As primeiras páginas dos jornais explodiram num berro imenso de manchetes incensando a proeza da sua equipa dos Três Leões: “Probably the Best Feeling in the World”, urrou o Sun. E se, na véspera, se atrevera – o Sun atreve-se a tudo e mais um par de botas – a titular “Bring Home the Bacon, Lads!”, desta vez ficou-se por algo com menos carne de porco, não fugindo, como raramente faz, ao trocadilho de “This is the Beautiful South”, aproveitando o diminutivo de Southgate para o trocar por sul.

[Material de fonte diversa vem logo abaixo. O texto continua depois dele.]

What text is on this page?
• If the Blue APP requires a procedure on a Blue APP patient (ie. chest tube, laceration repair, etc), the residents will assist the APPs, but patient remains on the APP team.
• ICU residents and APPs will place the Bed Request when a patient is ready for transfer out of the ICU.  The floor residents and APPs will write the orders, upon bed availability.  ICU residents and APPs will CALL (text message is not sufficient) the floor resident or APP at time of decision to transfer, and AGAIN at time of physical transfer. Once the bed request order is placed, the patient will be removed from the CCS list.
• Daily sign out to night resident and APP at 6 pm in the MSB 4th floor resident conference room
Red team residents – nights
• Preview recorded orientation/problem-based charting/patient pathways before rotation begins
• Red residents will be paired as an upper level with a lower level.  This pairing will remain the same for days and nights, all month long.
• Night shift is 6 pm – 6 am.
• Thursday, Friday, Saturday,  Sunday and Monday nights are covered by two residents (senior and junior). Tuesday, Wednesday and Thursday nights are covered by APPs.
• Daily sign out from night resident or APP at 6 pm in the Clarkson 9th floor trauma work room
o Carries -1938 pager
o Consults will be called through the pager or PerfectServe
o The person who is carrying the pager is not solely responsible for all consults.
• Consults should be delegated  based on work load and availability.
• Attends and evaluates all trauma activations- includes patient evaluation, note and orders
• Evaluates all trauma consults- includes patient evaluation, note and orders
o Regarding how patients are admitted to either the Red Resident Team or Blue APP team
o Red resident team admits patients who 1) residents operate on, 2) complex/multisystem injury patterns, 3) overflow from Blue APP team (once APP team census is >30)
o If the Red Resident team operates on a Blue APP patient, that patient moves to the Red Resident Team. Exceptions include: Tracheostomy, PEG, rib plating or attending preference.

O bem mais conspícuo The Times, limita-se a um insípido “England Make History”, acrescentando lá dentro, pela pena tranquila de Andrew Ellson que este é um momento de “esperança para uma nação que passou um ano a duvidar da própria fé”. Mas não esquece os escoceses e gasta um artigo a embirrar com o facto de a maioria dos adeptos das terras do norte afirmar publicamente que apoiam “anyone but England”. Entrevistando demoradamente um tal de Molly Black, de 20 anos, registam-lhe as frases amargas: “Eu estava a favor da Dinamarca porque odeio ingleses. Essa coisa do ‘comin’ home’ é ridícula porque pensam sempre que vão ganhar todas as competições e, como se viu, não ganham nenhuma”. Dominic Hawthorne, de 52 anos, explica-se: “ A Inglaterra é sempre tratada pela imprensa como se representasse toda a Grã Bretanha. Por isso entendo a frustração dos escoceses. Se eles nunca estão a nosso favor, por que havemos nós de os apoiar”. A ferida continua aberta.

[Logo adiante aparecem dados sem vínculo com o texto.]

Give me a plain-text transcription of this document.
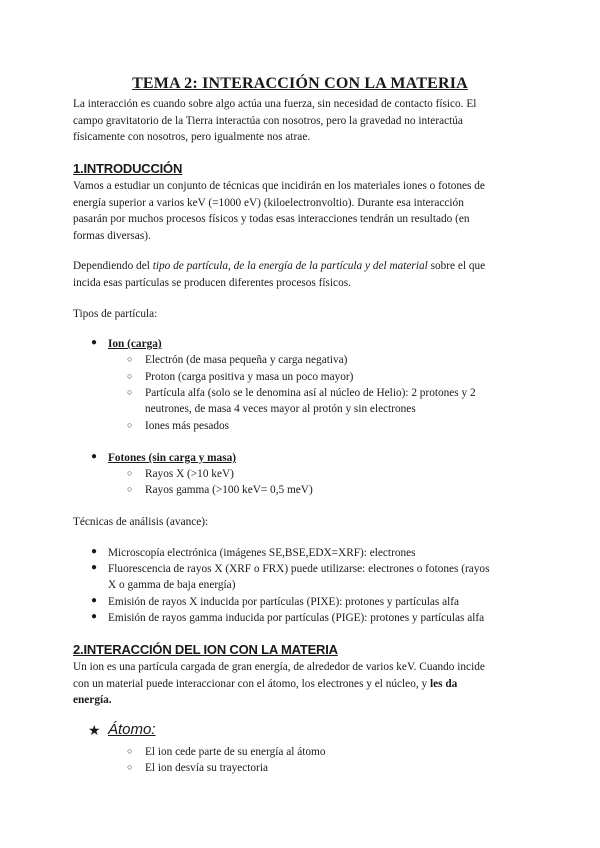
TEMA 2: INTERACCIÓN CON LA MATERIA
La interacción es cuando sobre algo actúa una fuerza, sin necesidad de contacto físico. El
campo gravitatorio de la Tierra interactúa con nosotros, pero la gravedad no interactúa
físicamente con nosotros, pero igualmente nos atrae.
1.INTRODUCCIÓN
Vamos a estudiar un conjunto de técnicas que incidirán en los materiales iones o fotones de
energía superior a varios keV (=1000 eV) (kiloelectronvoltio). Durante esa interacción
pasarán por muchos procesos físicos y todas esas interacciones tendrán un resultado (en
formas diversas).
Dependiendo del tipo de partícula, de la energía de la partícula y del material sobre el que
incida esas partículas se producen diferentes procesos físicos.
Tipos de partícula:
● Ion (carga)
○ Electrón (de masa pequeña y carga negativa)
○ Proton (carga positiva y masa un poco mayor)
○ Partícula alfa (solo se le denomina así al núcleo de Helio): 2 protones y 2
neutrones, de masa 4 veces mayor al protón y sin electrones
○ Iones más pesados
● Fotones (sin carga y masa)
○ Rayos X (>10 keV)
○ Rayos gamma (>100 keV= 0,5 meV)
Técnicas de análisis (avance):
● Microscopía electrónica (imágenes SE,BSE,EDX=XRF): electrones
● Fluorescencia de rayos X (XRF o FRX) puede utilizarse: electrones o fotones (rayos
X o gamma de baja energía)
● Emisión de rayos X inducida por partículas (PIXE): protones y partículas alfa
● Emisión de rayos gamma inducida por partículas (PIGE): protones y partículas alfa
2.INTERACCIÓN DEL ION CON LA MATERIA
Un ion es una partícula cargada de gran energía, de alrededor de varios keV. Cuando incide
con un material puede interaccionar con el átomo, los electrones y el núcleo, y les da
energía.
★ Átomo:
○ El ion cede parte de su energía al átomo
○ El ion desvía su trayectoria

“Home!” É a palavra mais usada nos últimos tempos. É difícil passar cinco minutos sem que brote de alguma boca arreganhada: “Home!” Com a sua habitual prosápia, os ingleses não se vêem somente como os representantes de toda a Grã-Bretanha; veem-se como donos do futebol, cujas regras publicaram com pompa e circunstância no longínquo ano de 1876, na Massasoit Convention. O futebol está de volta a casa e ponto final. Para eles, claro. Por isso, o Daily Mail não tem dúvidas: “It Really is Coming Home!”, embora ainda haja uma final para jogar.

O The Guardian, também pouco dado às palhaçadas dos outros tabloides – na verdade hoje todos os jornais são tabloides, passando tabloide a ser um adjetivo pejorativo para um certo tipo de jornalismo que, infelizmente, por aí vamos conhecendo cada vez melhor – limita-se a um seco: “England’s Dreaming – Now Final Awaits for First Time Since ‘66”. Talvez não esquecendo que, até hoje, em 15 edições da competição, só a Espanha (em 1964), a Itália (em 1968) e a França (em 1984) conseguiram ganhar em casa, e que as finais de 2004 e de 2016 ainda estão bem frescas na memória coletiva.

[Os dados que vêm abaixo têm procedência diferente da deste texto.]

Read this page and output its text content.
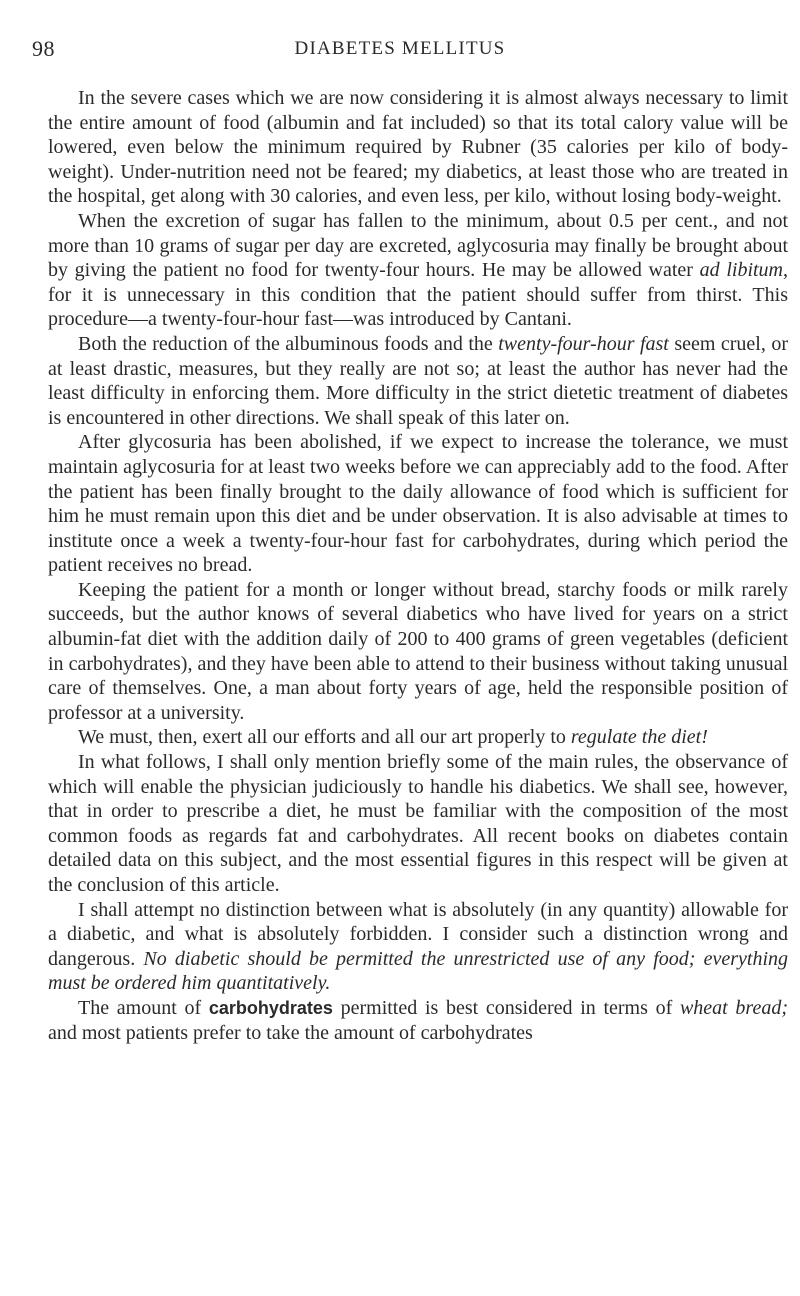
98	DIABETES MELLITUS

In the severe cases which we are now considering it is almost always necessary to limit the entire amount of food (albumin and fat included) so that its total calory value will be lowered, even below the minimum required by Rubner (35 calories per kilo of body-weight). Under-nutrition need not be feared; my diabetics, at least those who are treated in the hospital, get along with 30 calories, and even less, per kilo, without losing body-weight.

When the excretion of sugar has fallen to the minimum, about 0.5 per cent., and not more than 10 grams of sugar per day are excreted, aglycosuria may finally be brought about by giving the patient no food for twenty-four hours. He may be allowed water ad libitum, for it is unnecessary in this condition that the patient should suffer from thirst. This procedure—a twenty-four-hour fast—was introduced by Cantani.

Both the reduction of the albuminous foods and the twenty-four-hour fast seem cruel, or at least drastic, measures, but they really are not so; at least the author has never had the least difficulty in enforcing them. More difficulty in the strict dietetic treatment of diabetes is encountered in other directions. We shall speak of this later on.

After glycosuria has been abolished, if we expect to increase the tolerance, we must maintain aglycosuria for at least two weeks before we can appreciably add to the food. After the patient has been finally brought to the daily allowance of food which is sufficient for him he must remain upon this diet and be under observation. It is also advisable at times to institute once a week a twenty-four-hour fast for carbohydrates, during which period the patient receives no bread.

Keeping the patient for a month or longer without bread, starchy foods or milk rarely succeeds, but the author knows of several diabetics who have lived for years on a strict albumin-fat diet with the addition daily of 200 to 400 grams of green vegetables (deficient in carbohydrates), and they have been able to attend to their business without taking unusual care of themselves. One, a man about forty years of age, held the responsible position of professor at a university.

We must, then, exert all our efforts and all our art properly to regulate the diet!

In what follows, I shall only mention briefly some of the main rules, the observance of which will enable the physician judiciously to handle his diabetics. We shall see, however, that in order to prescribe a diet, he must be familiar with the composition of the most common foods as regards fat and carbohydrates. All recent books on diabetes contain detailed data on this subject, and the most essential figures in this respect will be given at the conclusion of this article.

I shall attempt no distinction between what is absolutely (in any quantity) allowable for a diabetic, and what is absolutely forbidden. I consider such a distinction wrong and dangerous. No diabetic should be permitted the unrestricted use of any food; everything must be ordered him quantitatively.

The amount of carbohydrates permitted is best considered in terms of wheat bread; and most patients prefer to take the amount of carbohydrates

O Metro, essa espécie de periódico universal, que nos é oferecido nas estações do “underground” e de comboios, prefere preocupar-se com os litros de cerveja que são consumidos durante cada jogo. Os números têm variado, até porque as televisões estão atentas ao fenómeno e não perdem tempo em fazer as suas próprias estatísticas. Dizem uns que durante o Inglaterra-Dinamarca se consumiram 70 milhões de “pints” (a “pint” é o nosso antigo quartilho, algo como 0,665L), com os bares e “pubs” a atingirem os 30 milhões. Observo atentamente a “pint” de Guinness que tenho na minha frente e ainda só vai a meio enquanto escrevo estas linhas e tenho dificuldade a imaginar 70 milhões de copos iguais a estes postos em fila na Oxfrod Street. “Beer We Go!”, avança o novo calembur. Bem podem os cientistas britânicos preocupar-se com o fim do confinamento já aventado pelo Primeiro-Ministro Boris Johnson. Era vê-lo, em Wembley, onde terão estado 66 mil pessoas na quarta-feira, ao lado da mulher, Carrie, com uma camisola com três leões ao peito e pensar que foi o espetáculo que mais gente suportou desde o início da pandemia no Reino Unido para perceber que tinha mais em que pensar.